A Theoretical Study of Alternative Mechanisms of Primary Reactions of Gas-Phase Thermal Decomposition of N-Methyl-N′-methoxydiazene-N-oxide. Part 1. N-Methyl-N′-methoxydiazene-N-oxide Structure and Reactions of Its Conformational Transitions
摘要
Four isomeric structures of the simplest representative of alkoxy-NNO-azoxy compounds—N-methyl-N'-methoxydiazene-N-oxide—have been studied using PBE, B3LYP, wB97XD, and wB97X density functional theory methods with different basis sets. The results confirm that the most energetically advantageous configuration of this compound is the Z conformation, where the C–(O)N=N–O–C moiety of the molecule is flat, and the oxygen atoms at the N=N double bond are cis to each other. The configuration of the N-methyl-N'-methoxydiazene-N-oxide molecule corresponding to the E conformation, where the oxygen atoms at the N=N double bond are trans to each other, is less stable. This conclusion also applies to structures corresponding to two rotational mirror isomers of the Z conformation formed through the rotation of the CH3O group around the NO bond. The relative enthalpies of formation of the last three structures are about 17–18 kJ/mol higher than that of the Z conformer.
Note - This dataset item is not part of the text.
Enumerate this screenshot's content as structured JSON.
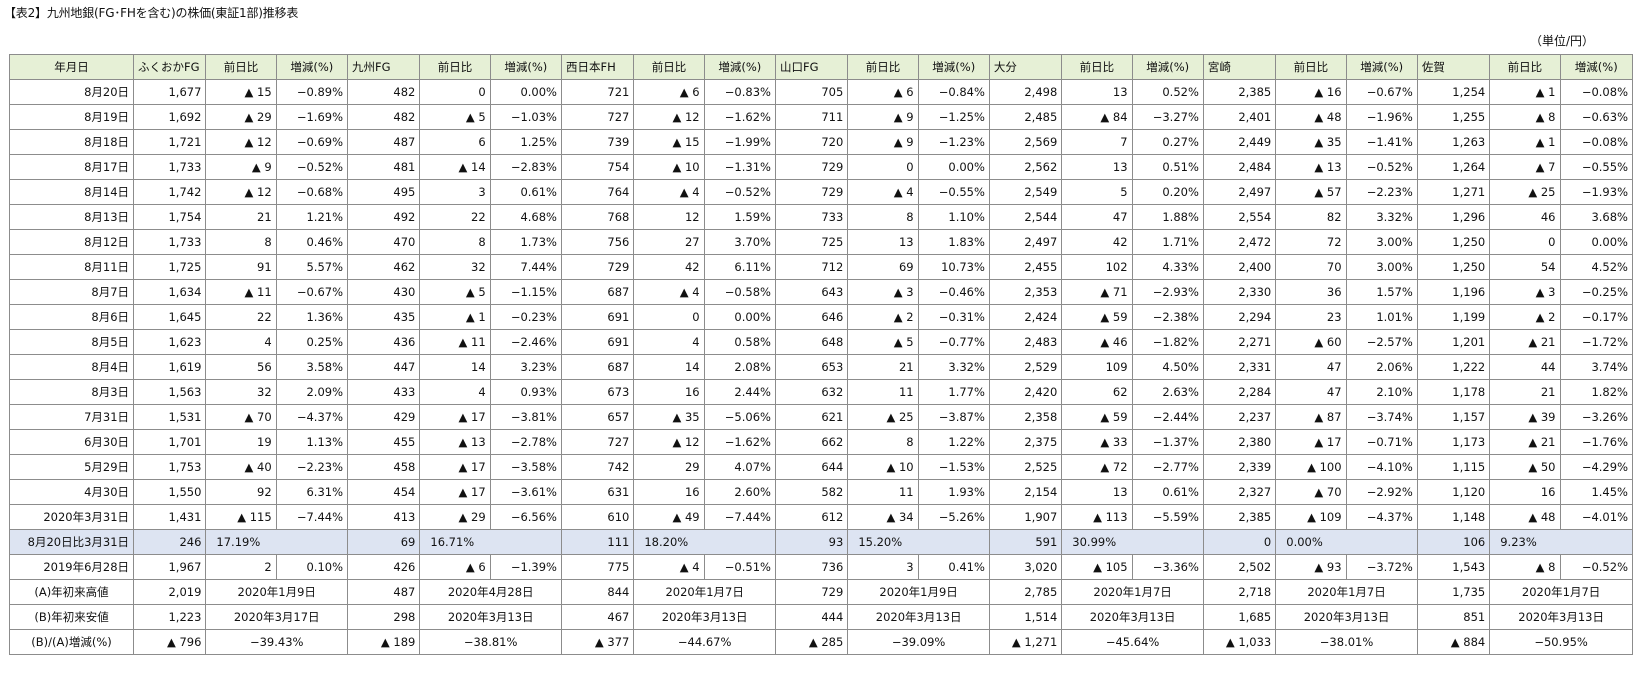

Reactions of mutual transformation of N-methyl-N'-methoxydiazene-N-oxide isomers have been studied. Transition states have been found, and reaction barriers have been calculated at two temperatures, under normal conditions and at the average temperature of the existing experimental study. In addition to the above density functional theory methods, the composite G4 method was also used. All methods used in the work give consistent results. Comparison of the calculated reaction barriers of conformational transitions with the experimentally determined enthalpy of activation of the gas-phase thermal decomposition of N-methyl-N'-methoxydiazene-N-oxide enables the conclusion that the studied processes may compete with other alternative thermal degradation channels of this compound. However, the final answer in this matter can be given only after a detailed study of the secondary processes. The article is dedicated to the memory of Shamov Alexandr Georgievich.